The plan does not approve or deny procedures, services, testing, or equipment for our members. Our decisions concern coverage only. The decision of whether or not to have a certain test, treatment or procedure is one made between the physician and his/her patient. The plan administers benefits based on the member’s contract and corporate medical policies. Physicians should always exercise their best medical judgment in providing the care they feel is most appropriate for their patients. Needed care should not be delayed or refused because of a coverage determination.

As a general rule, benefits are payable under health plans only in cases of medical necessity and only if services or supplies are not investigational, provided the customer group contracts have such coverage.
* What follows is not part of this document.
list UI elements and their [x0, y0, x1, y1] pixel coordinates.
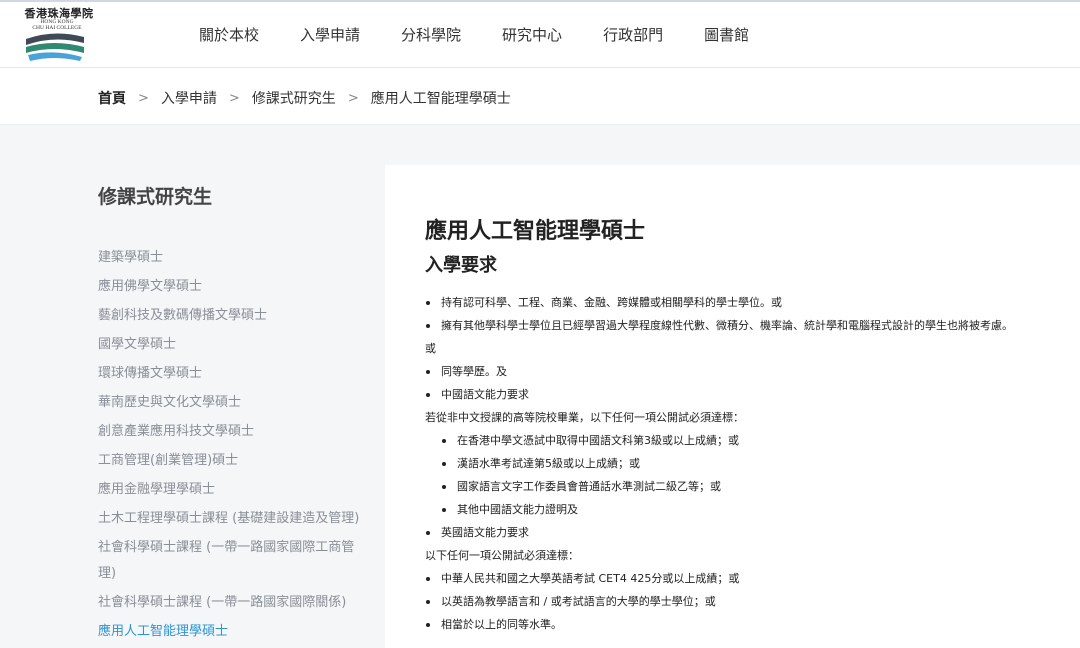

The following Association Technology Evaluation Criteria must be met for a service/supply to be considered for coverage:

1. The technology must have final approval from the appropriate government regulatory bodies;

2. The scientific evidence must permit conclusions concerning the effect of the technology on health outcomes;

3. The technology must improve the net health outcome;

4. The technology must be as beneficial as any established alternatives;

5. The improvement must be attainable outside the investigational setting.

 

Medical Necessity means that health care services (e.g., procedures, treatments, supplies, devices, equipment, facilities or drugs) that a physician, exercising prudent clinical judgment, would provide to a patient for the purpose of preventing, evaluating, diagnosing or treating an illness, injury or disease or its symptoms, and that are:

1. In accordance with generally accepted standards of medical practice; and

2. Clinically appropriate in terms of type, frequency, extent, site and duration and considered effective for the patient’s illness, injury or disease; and

3. Not primarily for the convenience of the patient, physician or other health care provider; and

4. Not more costly than an alternative service or sequence of services at least as likely to produce equivalent therapeutic or diagnostic results as to the diagnosis or treatment of that patient’s illness, injury or disease.